やっと涼しくなり始めた10月の夜に、北海道の実家から電話があった。祖父が亡くなった。
おどろかなかった。少しほっとしたような気持ちもした。これでやっと、苦しまなくて良くなったんだと。

夏に、容態が悪くなったとの知らせを聞いて会いに行った。病院のベッドの上で、天井を見上げたまま、誰の声にも反応しなかった。時々発作的にうめき声を上げて、宙をまさぐるように手を動かし、何かをつかもうとしていた。
誰の前でも、照れひとつ見せずに「宝物」だと自慢していた私が、すぐ脇にいて手を握っているのに、その目に映ることはなかったのだった。
大切なものを忘れ、苦痛にもがいている姿は見ていられず、そこまでして生きていなければいけないのかと思った。

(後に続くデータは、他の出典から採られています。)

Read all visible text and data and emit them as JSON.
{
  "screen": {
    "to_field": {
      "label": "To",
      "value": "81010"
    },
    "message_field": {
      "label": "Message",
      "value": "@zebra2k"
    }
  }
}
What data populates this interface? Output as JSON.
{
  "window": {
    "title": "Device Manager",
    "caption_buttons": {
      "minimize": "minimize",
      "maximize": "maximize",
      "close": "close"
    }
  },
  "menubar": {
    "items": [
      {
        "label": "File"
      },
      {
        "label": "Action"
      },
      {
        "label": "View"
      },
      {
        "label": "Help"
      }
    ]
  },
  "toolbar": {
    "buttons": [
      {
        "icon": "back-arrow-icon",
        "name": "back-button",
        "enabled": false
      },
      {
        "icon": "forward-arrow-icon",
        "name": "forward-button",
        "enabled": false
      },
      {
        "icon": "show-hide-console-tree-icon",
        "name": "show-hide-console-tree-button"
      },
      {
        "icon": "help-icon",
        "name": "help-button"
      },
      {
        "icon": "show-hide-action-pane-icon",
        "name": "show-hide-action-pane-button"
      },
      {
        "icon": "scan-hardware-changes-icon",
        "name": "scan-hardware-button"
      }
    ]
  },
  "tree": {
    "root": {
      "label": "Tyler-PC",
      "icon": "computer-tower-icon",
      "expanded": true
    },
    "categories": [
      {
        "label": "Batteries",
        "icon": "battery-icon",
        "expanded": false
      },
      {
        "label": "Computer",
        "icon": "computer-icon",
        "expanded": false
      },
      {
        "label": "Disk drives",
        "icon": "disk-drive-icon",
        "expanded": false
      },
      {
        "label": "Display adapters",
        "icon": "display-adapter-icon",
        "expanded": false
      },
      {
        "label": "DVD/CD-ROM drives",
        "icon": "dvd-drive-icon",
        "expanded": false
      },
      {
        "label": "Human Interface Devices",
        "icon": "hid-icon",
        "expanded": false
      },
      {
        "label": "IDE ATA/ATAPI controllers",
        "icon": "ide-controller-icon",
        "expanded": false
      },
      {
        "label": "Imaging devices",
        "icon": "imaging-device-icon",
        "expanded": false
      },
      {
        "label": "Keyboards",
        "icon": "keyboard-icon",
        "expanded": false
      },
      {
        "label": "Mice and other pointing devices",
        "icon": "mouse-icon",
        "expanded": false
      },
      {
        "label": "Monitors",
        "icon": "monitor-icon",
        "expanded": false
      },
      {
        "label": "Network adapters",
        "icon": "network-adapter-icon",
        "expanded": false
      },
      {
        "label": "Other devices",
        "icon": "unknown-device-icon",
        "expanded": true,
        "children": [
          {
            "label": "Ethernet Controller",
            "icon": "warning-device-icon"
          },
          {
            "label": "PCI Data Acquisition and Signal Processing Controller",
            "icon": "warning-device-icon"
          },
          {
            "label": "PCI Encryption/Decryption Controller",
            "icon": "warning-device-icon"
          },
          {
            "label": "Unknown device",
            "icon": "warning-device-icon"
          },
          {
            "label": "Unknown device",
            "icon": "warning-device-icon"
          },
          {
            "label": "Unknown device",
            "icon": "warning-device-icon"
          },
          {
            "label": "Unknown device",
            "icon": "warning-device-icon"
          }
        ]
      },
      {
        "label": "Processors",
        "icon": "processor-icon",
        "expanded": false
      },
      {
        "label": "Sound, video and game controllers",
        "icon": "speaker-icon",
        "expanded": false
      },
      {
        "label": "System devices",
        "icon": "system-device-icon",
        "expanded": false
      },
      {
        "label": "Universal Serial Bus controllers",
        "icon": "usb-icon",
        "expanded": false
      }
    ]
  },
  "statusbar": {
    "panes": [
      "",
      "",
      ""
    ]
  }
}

夜、横になって、まだ「宝物」だった頃のことを思い出してみる。
祖父のあぐらの真ん中の窪みは私の特等席だった。ソファーに座るときも、隣にぴったりとくっついていた。当然、一緒に寝ていた。
冬の寒い日に、冷え切った布団の中で震えていると、冷たくなった私の足を引っ張って自分の太腿にくっつけて、「あったかいか。」と言った。

あの温もりがなくなってしまったのか…。
人が生きている価値って、温かいっていうことなのかな。
大切な思い出を忘れてしまった人、自分のこともできなくなった人に、それでも生きていて欲しいと願う気持ちは、その人の温もりへの愛着なのかな。

葬儀に駆けつけられず、あの温もりのなくなった体に触れることもできなかった私は、中途半端な喪失感のまま、まだ泣くこともできずにいる。

2002.10

子どもたちのこと2004年エッセイ集より

 湯船から、長男の声がした。

「むかーし、むかし。桃が流れてきました。」

 私は洗い場で髪を洗っていた。シャンプーが目にしみるのを気にしながら、薄目を開けて声のした方を見ると、ちょうど目の高さを桃が流れて行く…。しかも、二つ…。大きい桃と、小さい桃が左から右へと…。

 唖然としながら見とれていると、桃は湯船の右端で次々に沈み、ざばぁーっと二人の息子の笑顔が現れた。

 思わず拍手。迫真の演技だった。しかも、積み重なった疲れをも癒す大サービスではないか!

 もちろん、個性溢れる長男のアイデアで、二人はこっそり練習していたそうだった。


 それから間もなく、長男は一人でお風呂に入るようになってしまった。何やら、思うところがあったらしい。

 末の息子とお風呂に入っても、桃はまず流れて来ない。照れ屋さんにはちょっと荷が重いようだ。

 では次の桃は、孫ができるまで待たなくてはいけないということか。もしも、おばあさんになってから待ちに待った桃が流れてきたら、お約束通り「拾って持って帰って」しまいそうだ…。

エッセイ集「これはきっとあなたの記憶」(2004年)より
                  *加筆しました

子どもの頃のこと2004年エッセイ集より

 私が小さい頃には曽祖母がいて、よく思い出話をしてくれた。

 北海道の原野を開拓して農地を広げた話。

 その近くに元々住んでいた、言葉の通じない民族の突然の訪問にひどく驚いたあまりに失礼をして、怒らせてしまった話。

 怪我で気を失い、“仏様”に助けられる夢を見て目を覚ました話。

 まるで物語を話すように遥か遠くを見つめながら話し、そして最後には決まって「はっはっ…。」と笑う。

 西の山に沈んでいく夕日に手を合わせながら、

 「今日も無事に生きられた。」と、涙を流していた姿は、今でも目の奥に焼き付いている。

 私はいつでも、彼女のそばにいるのが嬉しかった。


 私が小さかった頃、祖母もよく思い出話をした。

 若い頃の毎日の仕事は、ただただ辛かった。

 誰にも分かってもらえず、いつも悲しかった。

 体を壊して、病院にもよく通ったものだ。

 私はその話がいつ終わるのかと、早く遊びに行きたいと、生返事ばかりして叱られた。そして、「おまえも分かってくれないのか。」と責められた。

 私はいつしか、彼女の近くに行くことさえも怖くなっていた。


 二人は何の意図もなく、それぞれに自分の生き様を見せてくれただけだった。でも私は、無意識のうちに感じ取っていた。人生が幸せと不幸せとに分かれていく瞬間を。